Imam says hundreds of Muslims were inside at the time, but nobody was injured
In an apparent hate crime, a mosque in Australia has been targetted with a firebomb and sprayed with anti-Islamic graffiti while hundreds of Muslims were inside for evening prayer, prompting the Prime Minister to condemn the incident.
The attack occurred on Tuesday night near the Australian Islamic College in Perth.
Local police said that accelerant was used to set the vehicles alight outside the Thornlie Mosque.
A car was gutted and four other vehicles were also damaged by heat, according to media reports.

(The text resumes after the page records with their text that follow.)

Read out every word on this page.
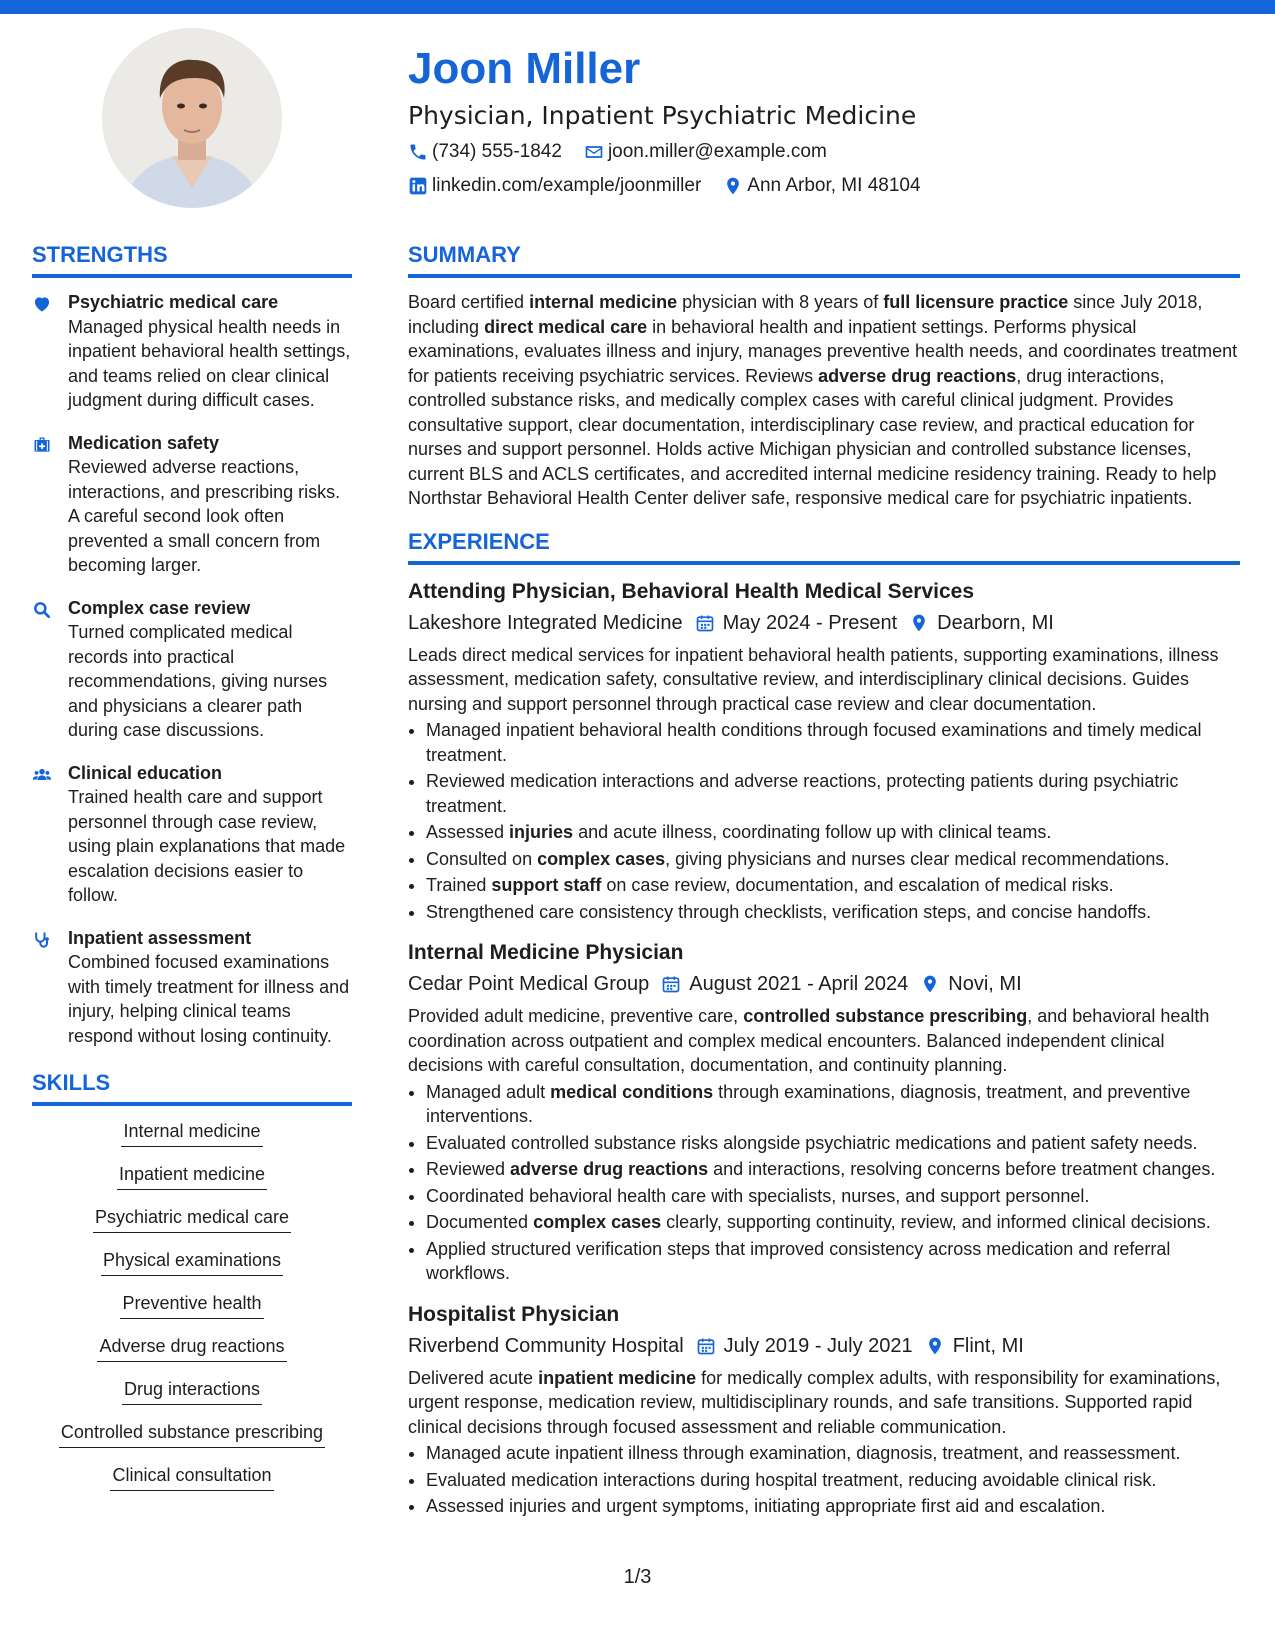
Joon Miller
Physician, Inpatient Psychiatric Medicine
(734) 555-1842 joon.miller@example.com
linkedin.com/example/joonmiller Ann Arbor, MI 48104
STRENGTHS
Psychiatric medical care
Managed physical health needs in inpatient behavioral health settings, and teams relied on clear clinical judgment during difficult cases.
Medication safety
Reviewed adverse reactions, interactions, and prescribing risks. A careful second look often prevented a small concern from becoming larger.
Complex case review
Turned complicated medical records into practical recommendations, giving nurses and physicians a clearer path during case discussions.
Clinical education
Trained health care and support personnel through case review, using plain explanations that made escalation decisions easier to follow.
Inpatient assessment
Combined focused examinations with timely treatment for illness and injury, helping clinical teams respond without losing continuity.
SKILLS
Internal medicine
Inpatient medicine
Psychiatric medical care
Physical examinations
Preventive health
Adverse drug reactions
Drug interactions
Controlled substance prescribing
Clinical consultation
SUMMARY
Board certified internal medicine physician with 8 years of full licensure practice since July 2018, including direct medical care in behavioral health and inpatient settings. Performs physical examinations, evaluates illness and injury, manages preventive health needs, and coordinates treatment for patients receiving psychiatric services. Reviews adverse drug reactions, drug interactions, controlled substance risks, and medically complex cases with careful clinical judgment. Provides consultative support, clear documentation, interdisciplinary case review, and practical education for nurses and support personnel. Holds active Michigan physician and controlled substance licenses, current BLS and ACLS certificates, and accredited internal medicine residency training. Ready to help Northstar Behavioral Health Center deliver safe, responsive medical care for psychiatric inpatients.
EXPERIENCE
Attending Physician, Behavioral Health Medical Services
Lakeshore Integrated Medicine May 2024 - Present Dearborn, MI
Leads direct medical services for inpatient behavioral health patients, supporting examinations, illness assessment, medication safety, consultative review, and interdisciplinary clinical decisions. Guides nursing and support personnel through practical case review and clear documentation.
• Managed inpatient behavioral health conditions through focused examinations and timely medical treatment.
• Reviewed medication interactions and adverse reactions, protecting patients during psychiatric treatment.
• Assessed injuries and acute illness, coordinating follow up with clinical teams.
• Consulted on complex cases, giving physicians and nurses clear medical recommendations.
• Trained support staff on case review, documentation, and escalation of medical risks.
• Strengthened care consistency through checklists, verification steps, and concise handoffs.
Internal Medicine Physician
Cedar Point Medical Group August 2021 - April 2024 Novi, MI
Provided adult medicine, preventive care, controlled substance prescribing, and behavioral health coordination across outpatient and complex medical encounters. Balanced independent clinical decisions with careful consultation, documentation, and continuity planning.
• Managed adult medical conditions through examinations, diagnosis, treatment, and preventive interventions.
• Evaluated controlled substance risks alongside psychiatric medications and patient safety needs.
• Reviewed adverse drug reactions and interactions, resolving concerns before treatment changes.
• Coordinated behavioral health care with specialists, nurses, and support personnel.
• Documented complex cases clearly, supporting continuity, review, and informed clinical decisions.
• Applied structured verification steps that improved consistency across medication and referral workflows.
Hospitalist Physician
Riverbend Community Hospital July 2019 - July 2021 Flint, MI
Delivered acute inpatient medicine for medically complex adults, with responsibility for examinations, urgent response, medication review, multidisciplinary rounds, and safe transitions. Supported rapid clinical decisions through focused assessment and reliable communication.
• Managed acute inpatient illness through examination, diagnosis, treatment, and reassessment.
• Evaluated medication interactions during hospital treatment, reducing avoidable clinical risk.
• Assessed injuries and urgent symptoms, initiating appropriate first aid and escalation.
1/3
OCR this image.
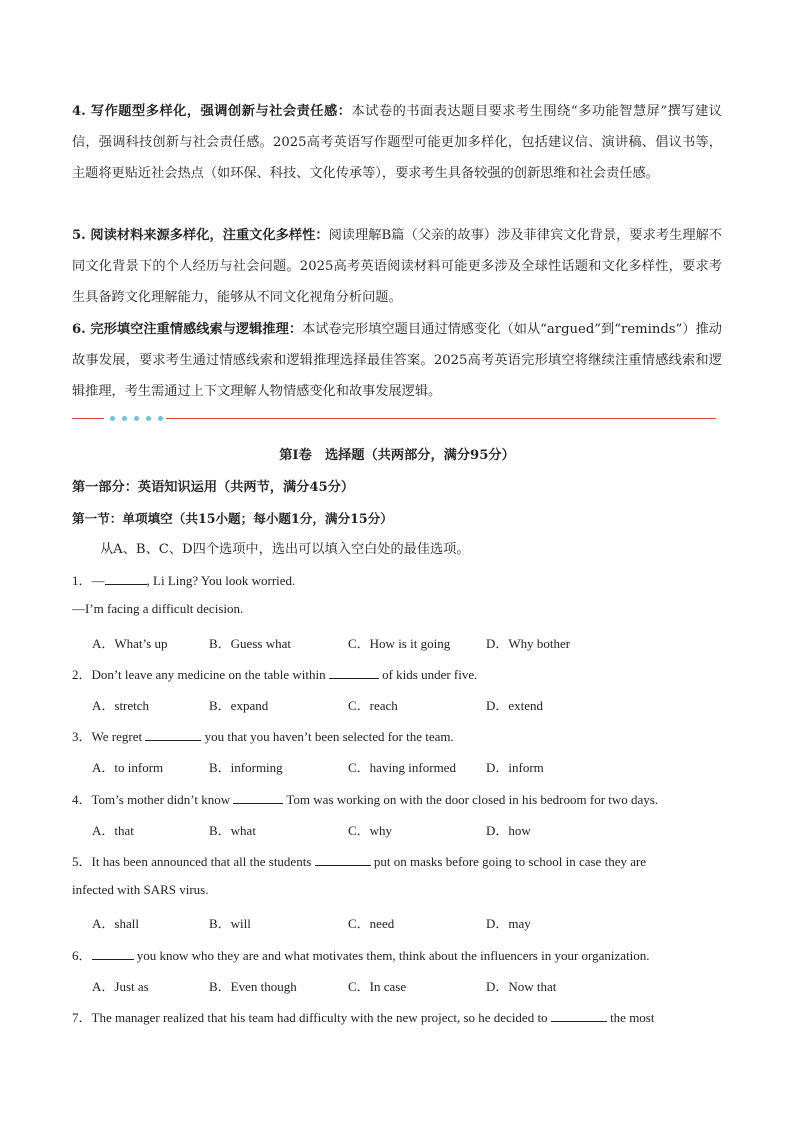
4. 写作题型多样化，强调创新与社会责任感：本试卷的书面表达题目要求考生围绕“多功能智慧屏”撰写建议信，强调科技创新与社会责任感。2025高考英语写作题型可能更加多样化，包括建议信、演讲稿、倡议书等，主题将更贴近社会热点（如环保、科技、文化传承等），要求考生具备较强的创新思维和社会责任感。
5. 阅读材料来源多样化，注重文化多样性：阅读理解B篇（父亲的故事）涉及菲律宾文化背景，要求考生理解不同文化背景下的个人经历与社会问题。2025高考英语阅读材料可能更多涉及全球性话题和文化多样性，要求考生具备跨文化理解能力，能够从不同文化视角分析问题。
6. 完形填空注重情感线索与逻辑推理：本试卷完形填空题目通过情感变化（如从“argued”到“reminds”）推动故事发展，要求考生通过情感线索和逻辑推理选择最佳答案。2025高考英语完形填空将继续注重情感线索和逻辑推理，考生需通过上下文理解人物情感变化和故事发展逻辑。
第I卷　选择题（共两部分，满分95分）
第一部分：英语知识运用（共两节，满分45分）
第一节：单项填空（共15小题；每小题1分，满分15分）
从A、B、C、D四个选项中，选出可以填入空白处的最佳选项。
1．—	, Li Ling? You look worried.
—I’m facing a difficult decision.
A．What’s up	B．Guess what	C．How is it going	D．Why bother
2．Don’t leave any medicine on the table within	of kids under five.
A．stretch	B．expand	C．reach	D．extend
3．We regret	you that you haven’t been selected for the team.
A．to inform	B．informing	C．having informed D．inform
4．Tom’s mother didn’t know	Tom was working on with the door closed in his bedroom for two days.
A．that	B．what	C．why	D．how
5．It has been announced that all the students	put on masks before going to school in case they are
infected with SARS virus.
A．shall	B．will	C．need	D．may
6．	you know who they are and what motivates them, think about the influencers in your organization.
A．Just as	B．Even though	C．In case	D．Now that
7．The manager realized that his team had difficulty with the new project, so he decided to	the most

"This, undoubtedly is a criminal act of hate, but it is the act of a person or group, not the greater whole," a teacher at the Australian Islamic College said on Facebook.
An offensive anti-Islam message was also sprayed on a nearby wall, but was later removed.
Further, three men were seen fleeing the area after the attack, police said. Police have released CCTV footage of the men wearing hooded jumpers, who were last seen running through an alley.
According to the Imam of the mosque, hundreds of worshippers were praying inside at the time of the suspected petrol bomb attack, however, no-one was injured.
The incident was condemned by the Prime Minister Malcolm Turnbull who said, "Australia is founded on a fundamental, a foundation of mutual respect. It's the golden rule... I deplore and I cannot condemn strongly enough any attacks of that kind."
Foreign Minister Julie Bishop said the incident appeared to be politically motivated.